During the trial, the Special Criminal Court heard that Kelly and another man demanded money from a Dublin businessman to protect his lap dancing club in Temple Bar. The businessman gave €15,000 to the two men before going to the gardaí. He said the men told him the money was for the Continuity IRA.

Detective Chief Superintendent Philip Kelly of the Special Detective Unit said he believed Kelly was a member of the IRA, but Martin Kelly, in evidence on his own behalf, denied membership.

The Court of Criminal Appeal turned down Kelly’s appeal but said a point of law raised by his lawyers should go to the Supreme Court for consideration.

Kelly’s counsel, Peter Finlay SC, submitted that Article 38 of the Constitution, which guaranteed the right to a fair trial, had been breached because the defence in Kelly’s case was not entitled to cross-examine Chief Superintendent Kelly on the basis behind his belief evidence.

Mr Finlay said that Section 3 (2), of the Offences Against the State (Amendment) Act, 1972, provided that where a Garda Chief Superintendent gave evidence that an accused was a member of an unlawful organisation, the statement will be evidence that he was such a member.
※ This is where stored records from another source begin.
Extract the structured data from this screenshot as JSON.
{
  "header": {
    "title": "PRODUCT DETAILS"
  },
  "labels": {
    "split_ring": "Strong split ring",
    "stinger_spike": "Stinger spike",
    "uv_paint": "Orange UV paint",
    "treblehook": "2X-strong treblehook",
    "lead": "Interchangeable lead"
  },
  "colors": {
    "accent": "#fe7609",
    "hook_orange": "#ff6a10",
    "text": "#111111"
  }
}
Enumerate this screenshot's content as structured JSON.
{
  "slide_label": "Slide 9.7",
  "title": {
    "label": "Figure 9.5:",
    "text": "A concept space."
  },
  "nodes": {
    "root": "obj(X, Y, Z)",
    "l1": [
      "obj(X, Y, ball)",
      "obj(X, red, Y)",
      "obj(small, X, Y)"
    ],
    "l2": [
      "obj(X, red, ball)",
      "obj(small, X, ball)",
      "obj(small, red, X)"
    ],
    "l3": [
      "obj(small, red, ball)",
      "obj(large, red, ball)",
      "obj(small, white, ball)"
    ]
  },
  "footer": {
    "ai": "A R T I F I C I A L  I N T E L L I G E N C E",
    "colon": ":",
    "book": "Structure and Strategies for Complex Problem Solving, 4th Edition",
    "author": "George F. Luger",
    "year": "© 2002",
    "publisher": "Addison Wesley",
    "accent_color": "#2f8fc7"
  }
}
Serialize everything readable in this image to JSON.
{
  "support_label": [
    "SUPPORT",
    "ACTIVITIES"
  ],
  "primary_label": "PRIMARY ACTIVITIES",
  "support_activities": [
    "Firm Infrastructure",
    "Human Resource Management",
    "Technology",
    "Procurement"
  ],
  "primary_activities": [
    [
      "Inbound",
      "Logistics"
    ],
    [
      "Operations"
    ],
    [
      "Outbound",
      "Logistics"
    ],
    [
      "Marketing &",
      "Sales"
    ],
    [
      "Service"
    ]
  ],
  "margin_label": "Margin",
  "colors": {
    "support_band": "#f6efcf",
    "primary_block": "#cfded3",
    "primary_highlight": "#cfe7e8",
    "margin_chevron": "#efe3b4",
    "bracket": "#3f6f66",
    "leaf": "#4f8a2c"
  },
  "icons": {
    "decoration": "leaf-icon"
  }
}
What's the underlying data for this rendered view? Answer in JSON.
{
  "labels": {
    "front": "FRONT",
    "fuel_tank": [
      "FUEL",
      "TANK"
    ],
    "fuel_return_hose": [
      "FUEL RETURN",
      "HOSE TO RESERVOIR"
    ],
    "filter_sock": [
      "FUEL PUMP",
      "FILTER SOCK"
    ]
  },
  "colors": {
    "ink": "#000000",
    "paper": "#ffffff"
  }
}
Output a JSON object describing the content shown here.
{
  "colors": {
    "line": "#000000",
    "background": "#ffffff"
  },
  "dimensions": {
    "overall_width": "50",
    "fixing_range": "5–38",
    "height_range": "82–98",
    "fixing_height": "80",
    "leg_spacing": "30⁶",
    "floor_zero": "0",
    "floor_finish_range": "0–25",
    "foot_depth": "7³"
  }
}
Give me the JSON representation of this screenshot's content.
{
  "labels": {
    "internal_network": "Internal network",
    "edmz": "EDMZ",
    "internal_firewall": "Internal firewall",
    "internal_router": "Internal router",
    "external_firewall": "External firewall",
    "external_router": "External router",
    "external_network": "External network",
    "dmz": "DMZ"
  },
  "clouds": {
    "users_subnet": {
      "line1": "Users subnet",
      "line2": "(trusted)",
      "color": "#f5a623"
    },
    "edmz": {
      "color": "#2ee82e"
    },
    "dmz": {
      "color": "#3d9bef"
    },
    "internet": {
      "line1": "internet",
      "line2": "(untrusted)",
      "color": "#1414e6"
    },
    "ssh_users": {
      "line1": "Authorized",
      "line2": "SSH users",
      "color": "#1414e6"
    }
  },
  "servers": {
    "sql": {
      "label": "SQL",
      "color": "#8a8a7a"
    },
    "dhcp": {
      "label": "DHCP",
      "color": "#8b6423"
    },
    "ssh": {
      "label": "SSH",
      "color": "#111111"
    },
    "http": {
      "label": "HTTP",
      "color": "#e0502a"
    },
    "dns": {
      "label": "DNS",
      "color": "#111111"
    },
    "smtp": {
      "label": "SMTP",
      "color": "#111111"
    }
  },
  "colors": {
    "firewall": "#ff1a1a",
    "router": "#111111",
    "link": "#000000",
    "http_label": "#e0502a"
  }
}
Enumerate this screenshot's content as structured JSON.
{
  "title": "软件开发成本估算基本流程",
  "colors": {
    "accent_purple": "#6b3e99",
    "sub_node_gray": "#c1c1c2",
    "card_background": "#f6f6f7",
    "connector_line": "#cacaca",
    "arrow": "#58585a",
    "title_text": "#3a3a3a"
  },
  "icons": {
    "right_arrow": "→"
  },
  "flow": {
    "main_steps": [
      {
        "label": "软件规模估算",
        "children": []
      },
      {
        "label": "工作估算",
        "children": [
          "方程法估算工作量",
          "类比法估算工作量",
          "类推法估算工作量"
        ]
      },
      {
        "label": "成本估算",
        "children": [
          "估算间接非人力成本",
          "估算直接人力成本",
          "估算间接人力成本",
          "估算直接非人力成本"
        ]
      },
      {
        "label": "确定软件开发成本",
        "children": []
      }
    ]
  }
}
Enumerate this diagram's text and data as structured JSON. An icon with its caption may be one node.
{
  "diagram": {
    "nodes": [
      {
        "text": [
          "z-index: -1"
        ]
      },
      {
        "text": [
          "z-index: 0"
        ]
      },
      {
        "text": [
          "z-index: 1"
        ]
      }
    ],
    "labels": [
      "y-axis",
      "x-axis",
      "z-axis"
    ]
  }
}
He said the challenge was not to the constitutionality of the section, but to the manner in which it was allowed to operate. He said that Article 38 guaranteed procedures that were fair, and Kelly was not given a fair trial when he did not have the opportunity to test the evidence against him.

He said when he attempted to challenge the Chief Superintendent’s belief evidence, the Chief Superintendent invoked privilege and claimed it was necessary to protect informants’ lives.

George Birmingham SC, for the State, submitted that the provisions of the 1972 Act were clear and there could be no question about the admissibility per se of the Chief Superintendent’s opinion evidence.

He said the Special Criminal Court had upheld the claim to privilege.